Q: How did these five states rise to the top of the list for this round of awards?

Baldwin: We had 12 states that submitted proposals. Overall the proposals were quite good, some stronger than others, but all were commendable attempts to move a success agenda. The five states awarded grants all had a strong vision of an overarching completion agenda in their state, and they were clear about how a Student Success Center would move that agenda forward and were specific and creative about how to leverage other resources in support for the center. In a broad sense, that’s what made these five states rise to the stop.

Q: What should community colleges in those five states expect to happen now that they’ve been awarded a Student Success Center?
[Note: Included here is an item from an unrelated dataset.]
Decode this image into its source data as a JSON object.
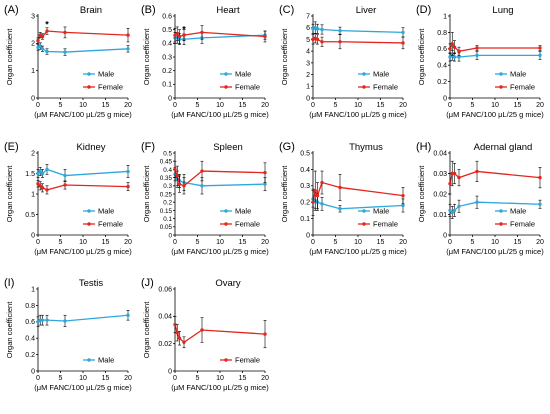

Baldwin: One thing to note is that these proposals didn’t develop in isolation. A key part of what made them winners was that they had very strong buy-in from colleges. So the colleges in these states know that this happening and are supportive of starting a center. What they can expect is a more intensive convening strategy and focused agenda on student success. In most of these states there are a lot of siloed initiatives focused on aspects of the “completion agenda.” Many of these are worthwhile efforts, but they are detached from one another and the impact is diminished because of it.

What colleges will start to see with the new centers is that they’re charged with aligning what’s going on in the state. In doing that, they’ll see where the strong momentum is and how the center can move people farther faster as well as identify gaps. They can bring attention and technical assistance to those things.

Colleges will enter the work in different ways. Some colleges have been really out front on completion and success and have great track record and others are not as far along. That’s not a judgement, just a reality. The centers must acknowledge this reality and develop activities and supports that meet colleges where they are. They need to help move those that are high-performing farther along while at the same time help those who are trailing behind for what every reason.

Q: How will students in these states begin to notice the impact of a new SSC?

Baldwin:  In terms of tangible effect on students, I would give the example of the number of states working on an overarching shift toward a set of practices called “Guided Pathways.” There is a strong consensus in the field that small, discrete interventions, while perhaps promising, will not yield the results needed to really increase student outcomes. We need broad transformative change to move the needle. The Guided Pathways framework that many states are working under gets students into better-aligned programs of study more quickly. These efforts integrate critical supports to get students on a path quickly and to keep them on that path.

The idea of Guided Pathways is grounded in behavioral economics. Basically, the research shows that we as human beings can be overwhelmed by having a magnitude of choices. Historically, colleges have overwhelmed students with choice, especially first-gen, low-income students, who come to college having no familiarity with how to navigate institutions. This work is not about putting students in boxes they can’t get out of, but clarifying the choices that they have to make early on. It’s starting with the end in mind. Whether a student is looking at a terminal credential or perhaps transferring to a university, Guided Pathways is about being clear and deliberate about the choices students have to make, providing support to make the right decisions, and monitoring their progress to keep them on that path.

It’s a much more deliberate type of support from the colleges. We are seeing substantial change at some leading colleges nationally. The challenge is to bring these innovations to scale at all colleges. This is the precise reason the centers were created and why the partner foundations are investing in them. All 12 of the centers have launched, or are planning, a Guided Pathway initiative to bring these innovative practices to their colleges.